Mais, attention, cette appropriation s’accompagne d’une dimension importante de la philosophie : la critique. C’est dire que l’effort de domestication et d’apprivoisement d’un savoir ne se fait pas de manière aveugle, il est critique ; il intègre le mouvement dialectique qui va de la thèse à l’antithèse et de deux en une synthèse demeurée dynamique, changement en mouvement et en reconstruction continuelle. La jonction s’établit des lors entre le savoir coopté par l’ouverture  à l’apport étranger et le savoir déterré dans les systèmes traditionnels, dans un effort de contextualisation ; d’actualisation et de réappropriation critique. La critique, c’est justement celle qui interroge la pertinence d’un tel savoir sur l’échiquier mondial. Est-ce un savoir qui peut être universalisé ; quatre termes viennent donner au savoir africain un statut susceptible de réaliser le projet du chercheur philosophe de nos jours : ouverture, enracinement, appropriation mondiale.

L’axe de l’ouverture lui révèle que son savoir n’est pas un savoir du sage ésotérique et traditionnel, mais d’un sage moderne qui sait entrer en dialogue avec la pluralité d’autres formes de savoir qu’il ne peut, en aucun cas prétendre connaître ni maitriser dans la totalité.

L’axe d’enracinement lui dit qu’il est toujours et déjà un chercheur fils de son temps, enraciné dans une identité non pas « distribuée », pour reprendre l’expression d’Okolo Okonda, mais une identité narrative, résultante de la symbiose entre l’histoire, la mémoire et la responsabilité. Le chercheur africain pense en sujet historique, en sujet conscient de son histoire, une histoire auréolée des moments de hauts et des bas, une histoire qui porte en elle, les traits caractéristiques d’un peuple, comme c’est le cas de la culture et de la tradition dynamique, une histoire qu’il porte en elle comme prégnance identitaire et comme lieu de l’avènement d’une existence devenue pour lui problème et mystère. C’est là, que le savoir devient un savoir responsable, assumé comme réponse, comme tentative de réponse aux énigmes qui conduisent le chercheur en concordance avec son lieu et son temps, à proposer les réponses aux hommes de son passé, de son présent et de son avenir, dans un contexte bien propre.

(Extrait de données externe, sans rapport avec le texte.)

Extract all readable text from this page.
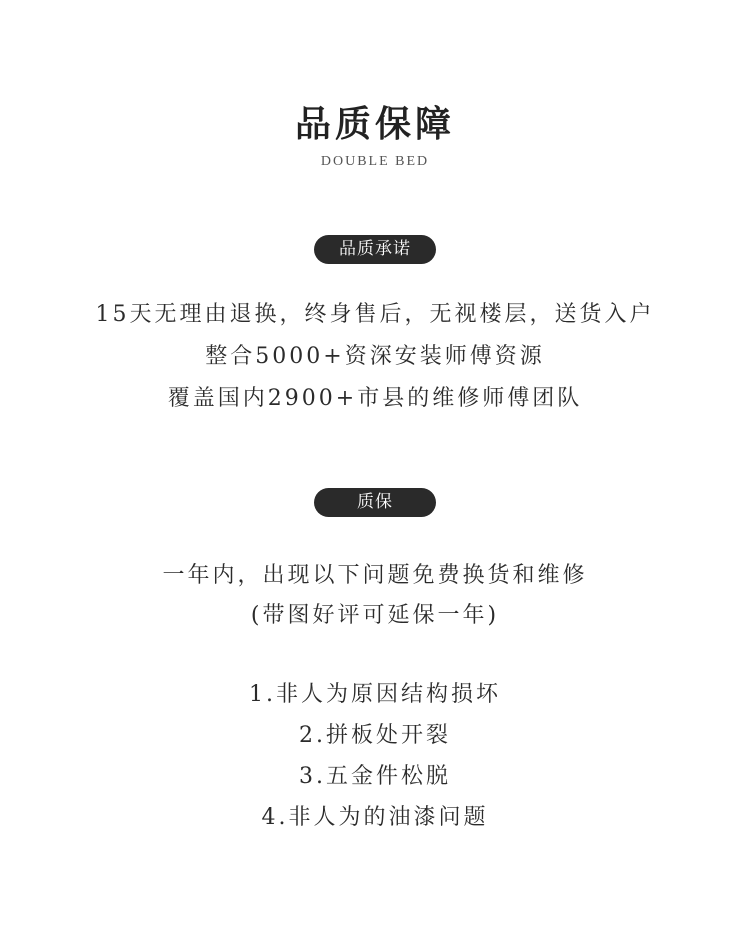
品质保障
DOUBLE BED
品质承诺
15天无理由退换，终身售后，无视楼层，送货入户
整合5000+资深安装师傅资源
覆盖国内2900+市县的维修师傅团队
质保
一年内，出现以下问题免费换货和维修
(带图好评可延保一年)
1.非人为原因结构损坏
2.拼板处开裂
3.五金件松脱
4.非人为的油漆问题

Le dernier axe, celui de la mondialisation du savoir, pousse le chercheur à ne pas s’enfermer dans un savoir clos et homogène, un savoir qui n’est pas partagé. Son identité tout en faisant de lui un sujet historique, lui dit au même moment qu’il pense en sujet et en citoyen mondial, en chercheur mondial. Son savoir n’est pas à enfermer dans des vases closes, c’est un savoir qui doit être celui de tout homme, tout chercheur, de tout citoyen quel que soit son origine, son temps et son lieu. Son savoir un savoir pour et avec les autres. Là s’impose alors l’impératif de la communauté scientifique non plus africaine, mais mondiale, plus universelle. Et c’est à cette communauté, en dépit de ses exigences doctrinaires, d’évaluer si effectivement le type de savoir produit en terre africain peut mutatis  mutandis, être utile en terre non africaine.

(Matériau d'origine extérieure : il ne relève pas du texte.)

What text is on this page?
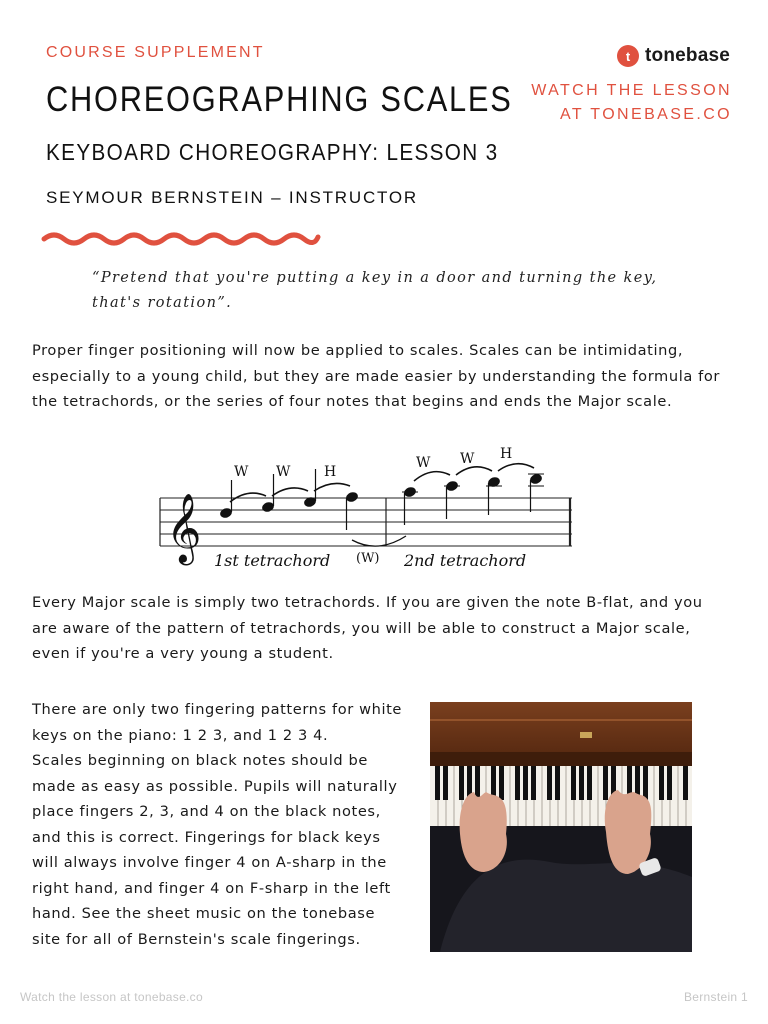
COURSE SUPPLEMENT
CHOREOGRAPHING SCALES
KEYBOARD CHOREOGRAPHY: LESSON 3
SEYMOUR BERNSTEIN – INSTRUCTOR
t tonebase
WATCH THE LESSON
AT TONEBASE.CO
“Pretend that you're putting a key in a door and turning the key, that's rotation”.
Proper finger positioning will now be applied to scales. Scales can be intimidating, especially to a young child, but they are made easier by understanding the formula for the tetrachords, or the series of four notes that begins and ends the Major scale.
𝄞
W W H
W W H
1st tetrachord (W) 2nd tetrachord
Every Major scale is simply two tetrachords. If you are given the note B-flat, and you are aware of the pattern of tetrachords, you will be able to construct a Major scale, even if you're a very young a student.
There are only two fingering patterns for white
keys on the piano: 1 2 3, and 1 2 3 4.
Scales beginning on black notes should be
made as easy as possible. Pupils will naturally
place fingers 2, 3, and 4 on the black notes,
and this is correct. Fingerings for black keys
will always involve finger 4 on A-sharp in the
right hand, and finger 4 on F-sharp in the left
hand. See the sheet music on the tonebase
site for all of Bernstein's scale fingerings.
Watch the lesson at tonebase.co	Bernstein 1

Le nouveau paradigme : Un nouveau paradigme, une nouvelle voie pour la philosophie africaine se donne ainsi à lire : la voix de penser l’universel, de quitter le vieux débat d’une philosophie essentiellement africaine; comme si la philosophie, pouvait être restreinte à un secteur, pour une philosophie africaine ‘ avec les exigences que cela implique vers une philosophie africaine apprivoisé, au sens de coopter, mais tout aussi mondialisée au sens de partagée au monde, susceptible d’être universalisé. C’est un pas de géant qui ne va pas sans rupture avec certaines vielles catégories afrocentristes, de l’ethnocentricité-philosophique. Il faut quitter les vases clos de l’africanité « absolutisée » vers une l’hermétique discursive de l’ethnophilosophie, entendue comme philosophie limitée. Il faut un nouveau savoir qui se construit en partant tout simplement des critiques acerbes et déconstructivistes des pensées gênantes, pour qu’advienne une philosophie africaine, intégrale et ouverte au monde moderne et pluriel.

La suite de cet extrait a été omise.